Choques em protesto contra projeto de mineração no Peru deixam mais mortos

No total, cinco morreram em violentos confrontos entre forças de segurança e manifestantes que se opõe à exploração da mina de ouro de Conga, em Cajamarca

iG São Paulo | - Atualizada às

Violentos protestos contra um projeto de mineração de ouro fizeram mais vítimas nesta quinta-feira, depois de o governo ter declarado estado de emergência pela segunda vez devido aos confrontos. O número de mortos chega a cinco, de acordo com autoridades, enquanto o presidente peruano, Ollanta Humala, é alvo de críticas pela repressão ao protesto contra o projeto da mina de ouro de Conga, em Cajamarca. 

Tensão: Peru decreta estado de emergência por protesto contra mineração

EFE
Manifestante contrário ao projeto de mineração em Cajamarca (4/7)

Na quarta-feira, o governo do Peru decretou estado de emergência e a militarização de três províncias do Estado de Cajamarca: Celendín, Hualgayoc e Cajamarca. O ministro da Justiça do Peru, Juan Jimenez, anunciou o estado de emergência, com suspensão de liberdades civis, depois de ao menos 1 mil manifestantes terem atacado com pedras a sede da prefeitura, a delegacia e a procuradoria de Celendín, entrando em confronto com a polícia e soldados.

Humala, que já foi militar, afirma que a mina deve gerar milhares de empregos e uma enorme receita em impostos na região norte de Cajamarca. Até agora, no entanto, ele não comentou sobre a violência dos últimos dias. Seus ministros suspenderam a liberdade de associação para reprimir os protestos e os parlamentares da oposição pediram que a polícia atue com mais moderação.

Os confrontos desta semana, os primeiros em oito meses de protestos contra a mina, devem intensificar os pedidos para que Humala substitua o primeiro-ministro Oscar Valdés, quando os líderes peruanos normalmente mudam o governo por volta de 28 de julho, Dia da Independência do Peru.

Valdés, que foi um dos instrutores de Humala nas Forças Armadas, liderou a repressão aos protestos contra a mina em novembro.

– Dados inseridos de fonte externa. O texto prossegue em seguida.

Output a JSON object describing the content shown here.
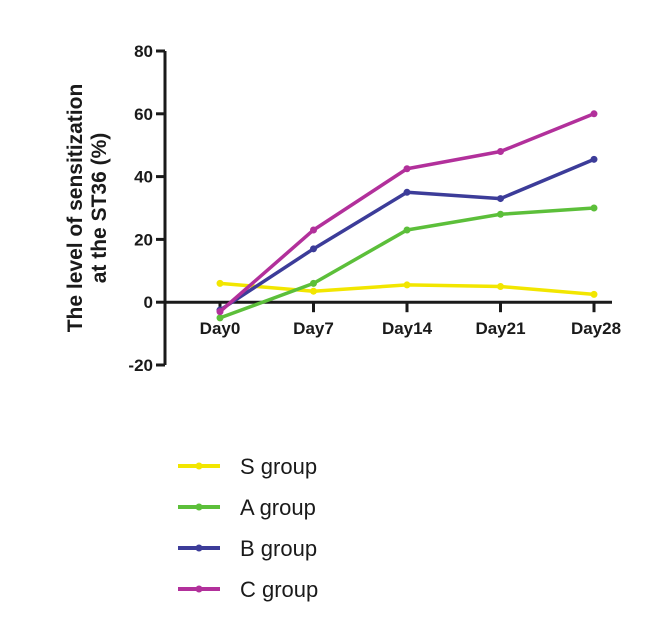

Na época, ele era ministro do Interior e depois foi promovido.

O líder de esquerda Marco Arana, ex-padre católico que tem promovido as manifestações para deter a construção de uma das maiores minas da história peruana, foi libertado da custódia polícia depois que um vídeo divulgado na TV local mostrou imagens de sua prisão e de agressões da polícia contra ele na quarta-feira.

Arana e aliados de esquerda afirmam que Humala inclinou-se muito para a direita desde que assumiu o poder e que colocou os interesses das mineradoras internacionais acima dos camponeses pobres.

Opositores ao projeto de mineração afirmam que ele causaria muita poluição, prejudicaria o abastecimento de água e não geraria benefícios suficientes à economia local. Celendín é um reduto da oposição contrária à mina de ouro de Conga. O proprietário majoritário da mina é a Newmont Mining Co., companhia dos EUA com base no Estado do Colorado.

Legado: Peruanos confrontam dolorosas cicatrizes de guerra civil

Os manifestantes antimineração acusam Humala, que foi eleito há um ano, de trair a promessa de campanha que fez a Cajamarca de que o acesso à água limpa viria antes da mineração.

Humala modificou sua mensagem depois da posse e saiu da esquerda para o centro político afirmando que a mineração responsável pode coexistir com a proteção ambiental e oferece uma renda importante para ajudar a tirar da pobreza vários peruanos que vivem no meio rural.

A mineração corresponde a mais de 60% da renda de exportação do Peru e tem sido o motor de um crescimento econômico de uma década.